In addition, according to the present invention, the substrate logistics and processing line can be efficiently and compactly configured, thereby saving space and equipment costs, as well as easy expansion and change of the process line, so that flexible process operation and mass productivity in response to various demand conditions is made possible to obtain

1 and 2 are conceptual diagrams of a linear motion system.
3 is a conceptual diagram of a substrate processing apparatus according to an embodiment of the present invention.
4 is a conceptual diagram of a substrate processing apparatus according to another embodiment of the present invention.
FIG. 5 is a schematic diagram showing an example of a device configuration based on the system shown in FIG. 4 .
FIG. 6 is another schematic diagram of the system for explaining an example of substrate processing using the system shown in FIG. 5 .
7 is a view showing an operation example of the movable electrode according to the present invention.
8 is a view showing another operating example of the movable electrode according to the present invention.
9 is a schematic diagram of a substrate processing apparatus according to still another embodiment of the present invention.
10 is a schematic diagram of a substrate processing apparatus according to still another embodiment of the present invention.

Hereinafter, the present invention will be described in detail with reference to the accompanying drawings. In the drawings, the same components or parts are denoted by the same reference numerals as much as possible for convenience of description, and the drawings may be shown exaggeratedly and schematically for a clear understanding and description of the features of the present invention.

3 schematically shows a concept of a substrate processing apparatus according to an embodiment of the present invention.

As shown in Fig. 3, the system is composed of four lines (11, 12, 13, 14) symmetrical forward and backward, left and right, in a circular manner, and the carrier 20 moves on these lines.

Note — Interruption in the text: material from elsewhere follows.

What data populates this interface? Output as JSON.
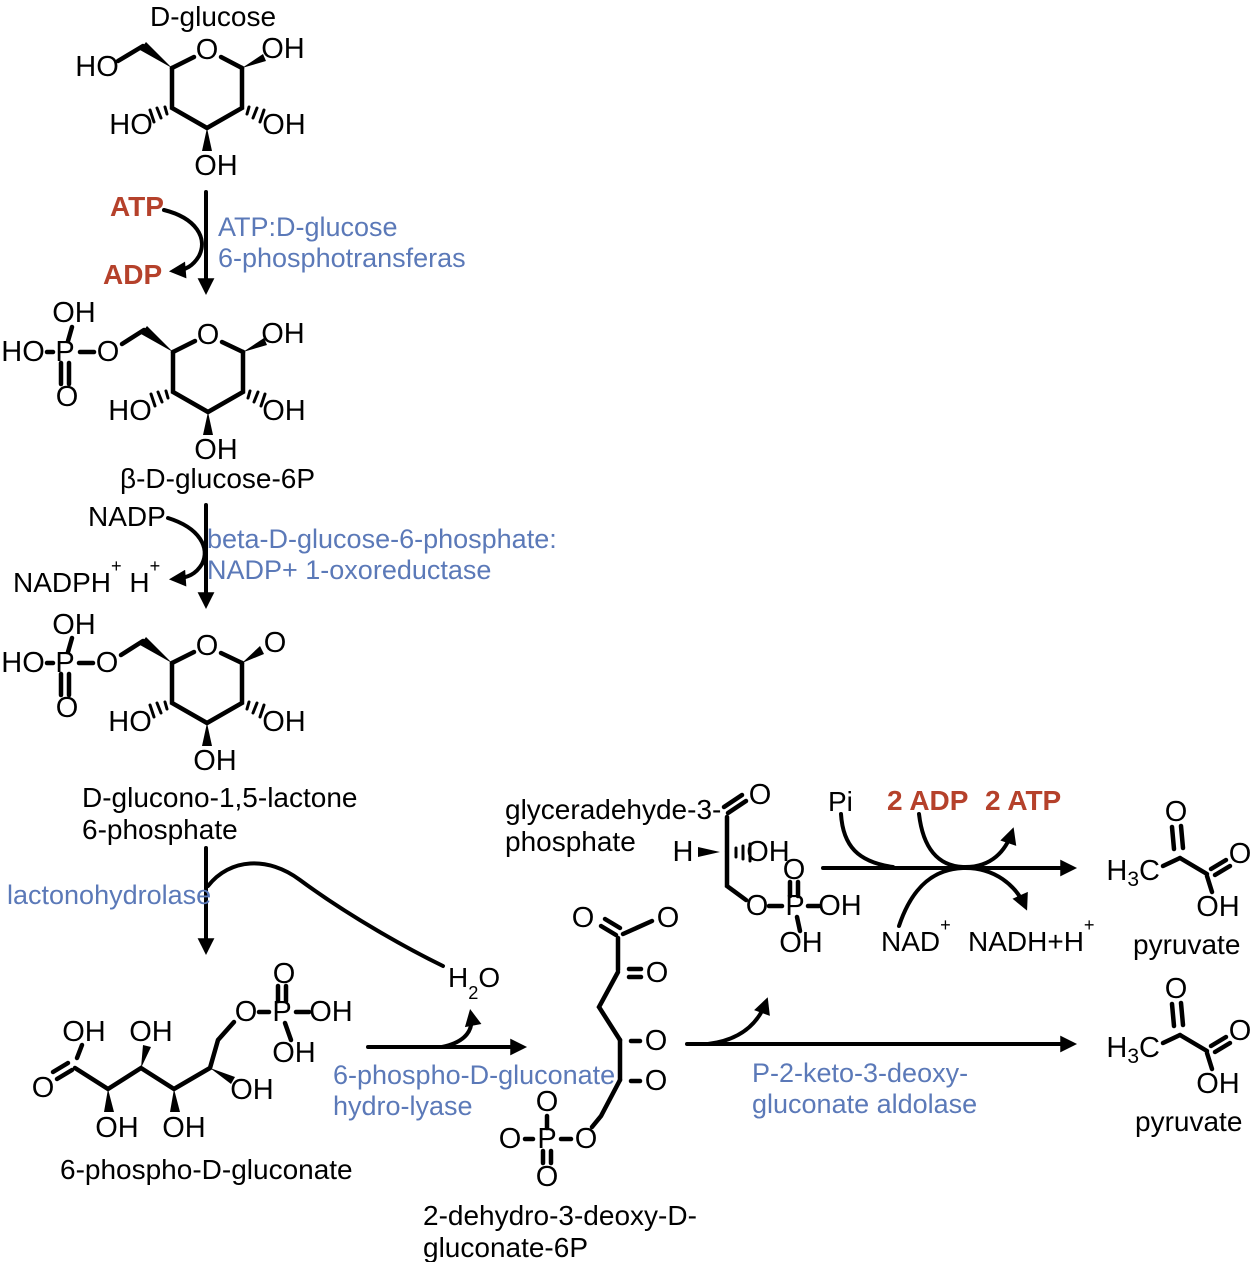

A magnet (not shown) is arranged on the bottom surface of the carrier 20 , and a coil (not shown) is arranged on the lines 11 , 12 , 13 , and 14 . An electrostatic chuck (not shown) is assembled on the carrier 20 , and as the carrier 20 moves, the substrate 1 clamped to the electrostatic chuck moves on the lines 11 , 12 , 13 , and 14 .

The inlet line 12 on the left in FIG. 3 is for loading the substrate 1 and supplying it to the processing line 11 . The first shuttle 40a having a magnet (not shown) on the bottom surface of the inlet line 12 reciprocates, and the carrier 20 is seated on the first shuttle 40a. A rail (not shown) on which the carrier 20 is mounted is provided on the first shuttle 40a, and coils (not shown) corresponding to the magnets of the carrier 20 are arranged along the rail. When the substrate 1 is loaded on the electrostatic chuck ( S1 ), the carrier 20 leaves the first shuttle 40a and is moved to the processing line 11 . The rail extends in a direction toward the processing line 11 next to it.

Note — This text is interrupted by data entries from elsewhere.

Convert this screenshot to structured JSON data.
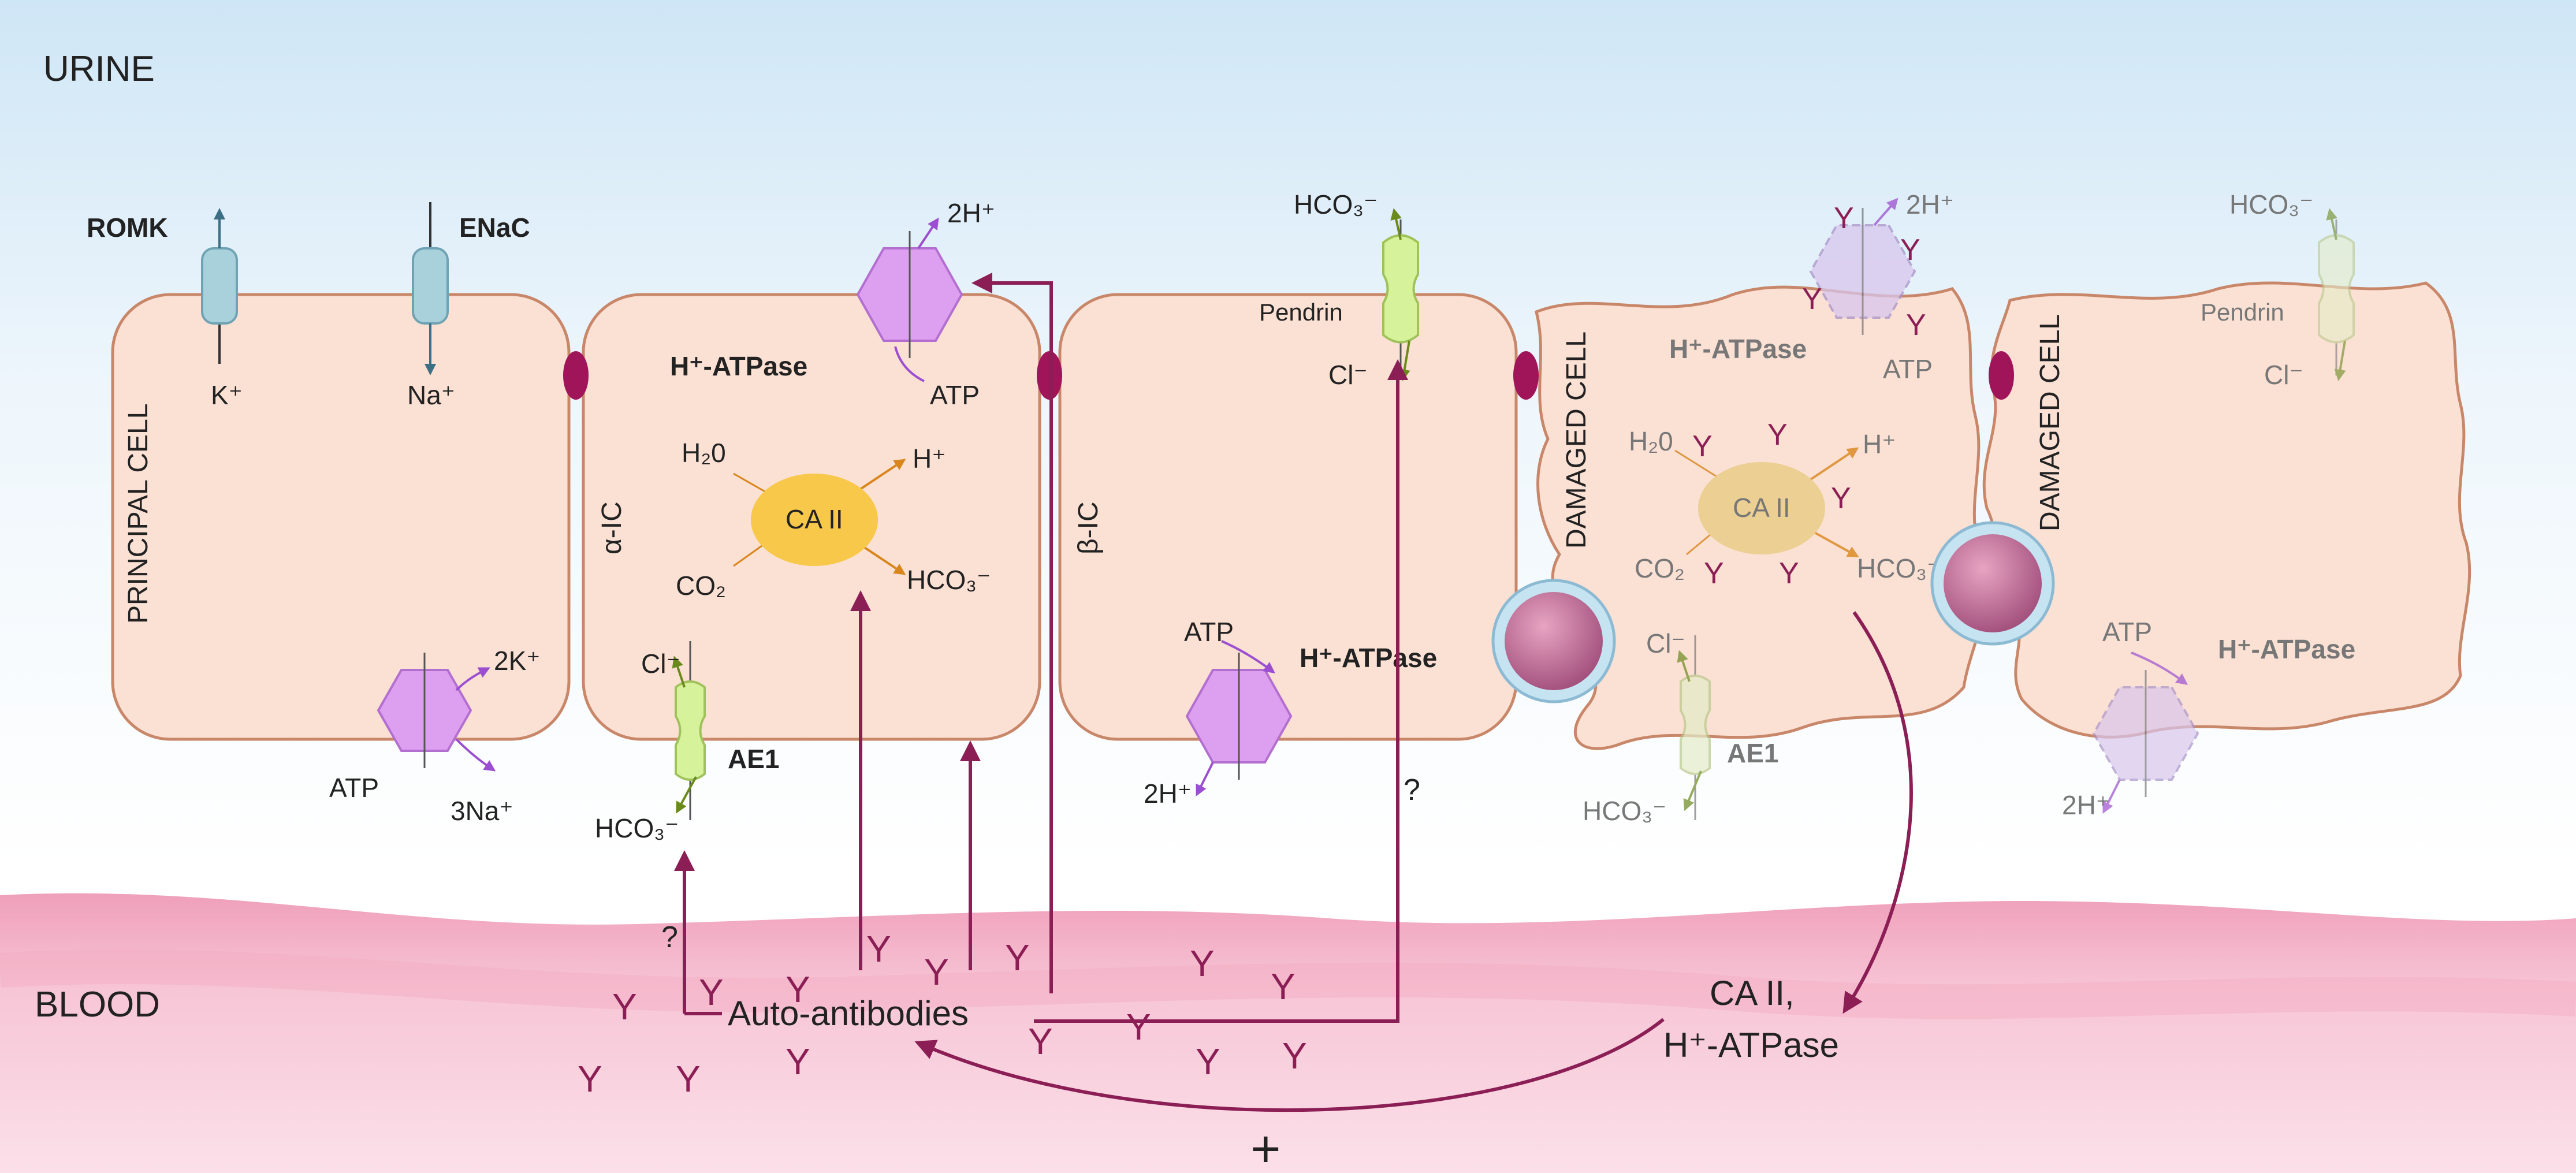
{
  "regions": {
    "urine": "URINE",
    "blood": "BLOOD"
  },
  "cells": {
    "principal": "PRINCIPAL CELL",
    "alpha_ic": "α-IC",
    "beta_ic": "β-IC",
    "damaged_1": "DAMAGED CELL",
    "damaged_2": "DAMAGED CELL"
  },
  "channels": {
    "romk": "ROMK",
    "enac": "ENaC",
    "pendrin": "Pendrin",
    "ae1": "AE1",
    "h_atpase": "H⁺-ATPase",
    "ca2": "CA II"
  },
  "ions": {
    "k": "K⁺",
    "na": "Na⁺",
    "two_k": "2K⁺",
    "three_na": "3Na⁺",
    "atp": "ATP",
    "two_h": "2H⁺",
    "h": "H⁺",
    "h2o": "H₂0",
    "co2": "CO₂",
    "hco3": "HCO₃⁻",
    "cl": "Cl⁻"
  },
  "blood_labels": {
    "auto_antibodies": "Auto-antibodies",
    "released_line1": "CA II,",
    "released_line2": "H⁺-ATPase",
    "question": "?",
    "plus": "+"
  },
  "colors": {
    "cell_fill": "#fbe0d4",
    "cell_stroke": "#c9876a",
    "tight_junction": "#a0155a",
    "antibody": "#8b1e55",
    "arrow": "#8b1e55",
    "pump": "#dd9ff0",
    "exchanger": "#d6f29a",
    "ca2": "#f7c84a",
    "channel": "#a9d1dc",
    "blood": "#f5bfd0",
    "urine_top": "#cfe6f6"
  }
}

A laser cutter (not shown) for processing the substrate 1 is disposed on the processing line 11 . The carrier 20 leaving the first shuttle 40a moves along the line 11 and stops at the working position of the laser kitting machine, where the substrate 1 cutting operation is performed (S3). After the cutting operation, the carrier 20 moves along the processing line 11 and is transferred from the end of the line 11 to the outlet line 13 .

The outlet line 13 is for receiving the substrate 1 that has been processed in the processing line 11 and unloading the substrate 1 . The second shuttle 40b reciprocates on the outlet line 13 , and the carrier 20 is seated on the second shuttle 40b. The structure for the second shuttle 40b to move on the outlet line 13 or to receive the carrier 20 from the processing line 11 is similar to that of the first shuttle 40a. After the carrier 20 is transferred to the outlet line 13 , the substrate 1 is unloaded ( S6 ) at a specific position or time.

The carrier 20 from which the substrate 1 is unloaded is sent to the return line 14 and then supplied to the inlet line 12 again. The return line 14 is for continuous circulation recycling of the carrier 20 responsible for the distribution of the substrate 1, and a cleaning device 4 for cleaning the surface of the electrostatic chuck (S4) is located at an appropriate location somewhere on the line 14. will be prepared The cleaned carrier 20 moves to the front end of the return line 14 and is sent over the first shuttle 40a waiting in the inlet line 12 , and the first shuttle 40a moves and carries the carrier 20 again. to the processing line 11 .

3 shows a concept close to the basics of the substrate processing apparatus according to the embodiment, wherein a plurality of carriers 20 transport the substrates 1 while circulating along the lines 11 , 12 , 13 and 14 . , according to this, the laser cutting machine greatly saves time waiting for the substrate to be processed.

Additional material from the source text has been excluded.